Frau mit Kind (und Mann)

Beschreibung: In der Bildmitte sieht man eine Frau, die von einem Mann in den Raum geleitet wird. An der Hand hat sie einen kleinen Jungen.
Ihre Gestik ist erschrocken, diesen Eindruck verstärkt die Arm- und Handhaltung. Vermutlich handelt es sich bei dem Verletzten um ihren Mann. Der kleine Junge schaut betreten zu Boden und scheint von dem Geschehen in der Fabrik kaum etwas mitzubekommen. Des weiteren fällt auf, dass er etwas in der Hand hält. Vermutlich wollte er seinem Vater gerade mit der Mutter etwas zu essen bringen. Dies war zur Zeit der Industrialisierung durchaus üblich, da die Arbeiter keine Pausen zum Essen machen durften.

Der Mann, welcher die Frau in den Saal leitet, trägt hochwertige Kleidung, die sich von der Arbeiterkleidung deutlich abhebt. Dies lässt darauf schließen, dass er entweder ein Vorgesetzter oder ein Gehilfe des Doktors, welcher ähnliche Kleidung trägt, ist.

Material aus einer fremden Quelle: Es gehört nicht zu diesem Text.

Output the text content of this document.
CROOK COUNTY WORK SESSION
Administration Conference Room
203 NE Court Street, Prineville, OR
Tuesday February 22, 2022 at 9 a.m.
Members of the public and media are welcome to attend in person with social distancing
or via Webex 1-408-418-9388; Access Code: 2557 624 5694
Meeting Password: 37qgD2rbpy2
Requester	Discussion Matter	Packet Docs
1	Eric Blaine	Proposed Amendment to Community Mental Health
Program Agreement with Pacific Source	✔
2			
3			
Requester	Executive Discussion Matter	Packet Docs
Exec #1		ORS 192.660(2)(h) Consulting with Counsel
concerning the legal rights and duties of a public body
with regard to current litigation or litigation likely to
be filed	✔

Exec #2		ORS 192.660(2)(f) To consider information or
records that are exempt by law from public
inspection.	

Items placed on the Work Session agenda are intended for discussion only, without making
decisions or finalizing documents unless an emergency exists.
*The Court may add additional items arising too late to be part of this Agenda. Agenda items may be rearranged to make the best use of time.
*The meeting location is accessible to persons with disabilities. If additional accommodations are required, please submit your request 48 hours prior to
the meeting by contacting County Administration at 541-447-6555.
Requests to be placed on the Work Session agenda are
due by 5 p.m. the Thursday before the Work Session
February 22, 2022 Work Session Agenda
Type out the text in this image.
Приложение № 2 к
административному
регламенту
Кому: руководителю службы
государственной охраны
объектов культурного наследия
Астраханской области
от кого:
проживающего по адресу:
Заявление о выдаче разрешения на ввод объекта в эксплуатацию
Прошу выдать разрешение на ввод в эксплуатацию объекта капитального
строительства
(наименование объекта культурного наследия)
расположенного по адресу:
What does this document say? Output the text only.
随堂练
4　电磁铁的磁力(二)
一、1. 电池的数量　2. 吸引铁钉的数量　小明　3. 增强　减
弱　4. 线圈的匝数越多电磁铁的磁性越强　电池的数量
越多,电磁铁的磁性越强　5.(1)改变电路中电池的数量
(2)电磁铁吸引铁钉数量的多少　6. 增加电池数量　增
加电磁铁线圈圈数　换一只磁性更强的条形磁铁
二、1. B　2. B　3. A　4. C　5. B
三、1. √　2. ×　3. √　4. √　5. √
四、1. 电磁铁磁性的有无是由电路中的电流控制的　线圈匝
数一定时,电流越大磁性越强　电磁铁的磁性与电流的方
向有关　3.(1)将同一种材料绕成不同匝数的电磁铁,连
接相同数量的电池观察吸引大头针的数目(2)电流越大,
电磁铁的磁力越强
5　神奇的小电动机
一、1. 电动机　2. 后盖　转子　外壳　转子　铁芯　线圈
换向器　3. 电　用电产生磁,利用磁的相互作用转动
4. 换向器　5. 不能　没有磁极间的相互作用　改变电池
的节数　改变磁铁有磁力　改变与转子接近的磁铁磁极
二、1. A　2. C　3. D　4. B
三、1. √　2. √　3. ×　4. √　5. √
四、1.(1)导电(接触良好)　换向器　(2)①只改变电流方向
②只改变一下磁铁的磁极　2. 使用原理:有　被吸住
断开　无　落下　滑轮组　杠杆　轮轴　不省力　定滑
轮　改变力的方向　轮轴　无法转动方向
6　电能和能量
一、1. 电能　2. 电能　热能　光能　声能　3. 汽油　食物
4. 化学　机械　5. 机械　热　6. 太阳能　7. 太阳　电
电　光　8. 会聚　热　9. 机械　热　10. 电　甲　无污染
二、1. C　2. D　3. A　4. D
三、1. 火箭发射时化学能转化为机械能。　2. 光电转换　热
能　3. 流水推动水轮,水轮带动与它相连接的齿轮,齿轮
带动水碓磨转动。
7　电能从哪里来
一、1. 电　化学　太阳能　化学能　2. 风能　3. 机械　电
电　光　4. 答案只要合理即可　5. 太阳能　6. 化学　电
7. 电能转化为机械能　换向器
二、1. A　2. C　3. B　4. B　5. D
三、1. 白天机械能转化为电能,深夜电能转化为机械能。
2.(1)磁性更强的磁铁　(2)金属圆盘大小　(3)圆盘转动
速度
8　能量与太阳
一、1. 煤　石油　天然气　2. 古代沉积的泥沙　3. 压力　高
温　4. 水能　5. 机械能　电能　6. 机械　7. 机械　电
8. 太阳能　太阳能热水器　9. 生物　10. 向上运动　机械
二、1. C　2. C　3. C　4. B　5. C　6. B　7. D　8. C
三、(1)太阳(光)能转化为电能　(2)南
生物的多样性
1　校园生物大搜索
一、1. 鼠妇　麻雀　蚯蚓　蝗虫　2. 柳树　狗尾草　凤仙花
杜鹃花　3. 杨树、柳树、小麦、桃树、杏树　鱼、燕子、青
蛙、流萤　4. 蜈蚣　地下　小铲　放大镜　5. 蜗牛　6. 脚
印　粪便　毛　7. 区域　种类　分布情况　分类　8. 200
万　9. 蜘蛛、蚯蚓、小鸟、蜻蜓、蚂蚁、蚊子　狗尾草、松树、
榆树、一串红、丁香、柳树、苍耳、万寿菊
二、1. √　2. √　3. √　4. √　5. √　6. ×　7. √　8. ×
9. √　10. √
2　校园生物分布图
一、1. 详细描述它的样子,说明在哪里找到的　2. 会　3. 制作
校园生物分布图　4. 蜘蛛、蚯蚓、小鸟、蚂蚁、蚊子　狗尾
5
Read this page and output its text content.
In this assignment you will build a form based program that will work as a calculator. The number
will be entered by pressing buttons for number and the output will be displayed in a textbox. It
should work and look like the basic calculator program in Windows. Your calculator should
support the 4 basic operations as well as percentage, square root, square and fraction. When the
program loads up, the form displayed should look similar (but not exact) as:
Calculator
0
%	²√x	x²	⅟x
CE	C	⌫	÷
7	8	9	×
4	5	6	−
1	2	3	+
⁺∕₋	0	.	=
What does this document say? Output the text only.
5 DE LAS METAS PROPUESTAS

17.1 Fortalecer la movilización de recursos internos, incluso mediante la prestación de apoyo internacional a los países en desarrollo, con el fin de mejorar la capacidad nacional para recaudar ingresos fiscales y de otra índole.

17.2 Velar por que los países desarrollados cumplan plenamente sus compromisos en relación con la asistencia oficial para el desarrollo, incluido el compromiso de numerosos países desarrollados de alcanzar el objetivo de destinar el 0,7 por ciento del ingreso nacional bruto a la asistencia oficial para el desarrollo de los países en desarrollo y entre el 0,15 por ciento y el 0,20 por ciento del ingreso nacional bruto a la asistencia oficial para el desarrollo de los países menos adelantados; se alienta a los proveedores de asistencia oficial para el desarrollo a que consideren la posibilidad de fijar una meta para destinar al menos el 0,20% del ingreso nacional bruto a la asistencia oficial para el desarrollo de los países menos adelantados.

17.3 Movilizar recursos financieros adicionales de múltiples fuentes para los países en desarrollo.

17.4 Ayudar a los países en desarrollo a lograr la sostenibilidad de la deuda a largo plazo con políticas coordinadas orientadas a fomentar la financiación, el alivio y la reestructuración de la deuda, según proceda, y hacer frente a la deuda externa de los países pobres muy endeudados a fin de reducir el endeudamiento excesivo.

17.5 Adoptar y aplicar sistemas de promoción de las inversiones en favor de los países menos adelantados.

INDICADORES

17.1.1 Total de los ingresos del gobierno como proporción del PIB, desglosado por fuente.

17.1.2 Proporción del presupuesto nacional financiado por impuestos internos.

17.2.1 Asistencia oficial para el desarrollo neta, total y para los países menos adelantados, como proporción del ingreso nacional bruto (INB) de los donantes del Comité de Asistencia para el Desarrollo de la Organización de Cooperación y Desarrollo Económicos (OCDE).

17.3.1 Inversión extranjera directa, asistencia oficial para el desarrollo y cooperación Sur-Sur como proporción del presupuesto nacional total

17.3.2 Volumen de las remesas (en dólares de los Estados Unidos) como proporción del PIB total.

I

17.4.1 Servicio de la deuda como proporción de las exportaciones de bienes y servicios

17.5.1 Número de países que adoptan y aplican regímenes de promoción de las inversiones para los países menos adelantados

Kulturgeschichtlicher Zusammenhang: In der Zeit der Industrialisierung mussten oftmals auch Frauen und Kinder arbeiten, da das Gehalt des Vaters oft nicht ausreichte um die gesamte Familie zu ernähren. Dies kommt daher, da der Lohn grundsätzlich nur für eine Person berechnet wurde, nicht aber die angeschlossene Familie berücksichtigte. Trotzdem war der Vater der Hauptverdiener. Frauen und Kinder konnten nur leichte Arbeiten ausführen, die nicht viel Geld einbrachten. Somit war der Vater das Vorbild sowie der Beschützer der Familie. Zu seinem Sohn hatte er vermutlich trotz alledem ein profanes Verhältnis. Dies ist auf das geringe Zeitpensum zurückzuführen, dass er mit seinem Kind verbringen konnte. Die ungeregelten Arbeitszeiten gaben den Firmenbesitzern die Möglichkeit, ihre Arbeiter solange arbeiten zu lassen, wie sie es für richtig erachteten. 17-Stunden-Tage waren keine Seltenheit. Durch den Unfall des Vaters verliert die Familie ein wichtiges monatliches Einkommen, das sie nun kompensieren muss. Vermutlich wird der kleine Junge der nächste Geldverdiener sein. Die Pflicht arbeiten zu gehen nimmt ihm die Möglichkeit eine Schule zu besuchen und somit ein gewisses Niveau an Bildung zu erlangen. Schulen waren im 19. Jahrhundert für die ersten 8 Jahre kostenlos. Nach der sogenannten Werktagsschule gab es die Möglichkeit der Feiertagsschule. Diese dauerte erneut 3 Jahre und endete mit der Reifeprüfung, die ähnlich dem heutigen Abitur ist. Allerdings war diese weiterführende Schulform kostenpflichtig und somit für Arbeiterkinder ohnehin kaum erschwinglich.
Deutung: Mit dem ängstlichen Blick der Frau stellt Bahr speziell ihre Zukunftsängste dar. Dies tut er zu einer Zeit, wo die Nachversorgung und Absicherung im Falle der Arbeitsunfähigkeit schon vorhanden ist. Eigentlich müsste die Frau sich nicht um ihre Zukunft sorgen. Dass sie es trotzdem tut, ist ein ausdrucksstarkes Element. Bahr macht hiermit darauf aufmerksam, dass diese Nachversorgung nicht vielversprechend ist. Sie war an vielerlei Bedingungen gebunden. Im Hinblick auf das Ausfallgeld ist zu sagen, dass es lediglich 13, ab 1903 26 Wochen bezahlt wurde. Es betrug weitaus weniger als das eigentliche Einkommen und war auf höchstens 2 Mark pro Arbeitstag beschränkt. Mit dieser geringen Einkunft war lediglich das Leben einer Person finanziell gesichert. Die Familie steht also – trotz Absicherung – vor einem drastischen Geldverlust. Dieser bedeutete zur Zeit der Industrialisierung, in der die Lebenshaltungskosten im Vergleich zum ohnehin geringen Einkommen sehr hoch waren, eine extreme Armutsgefährdung.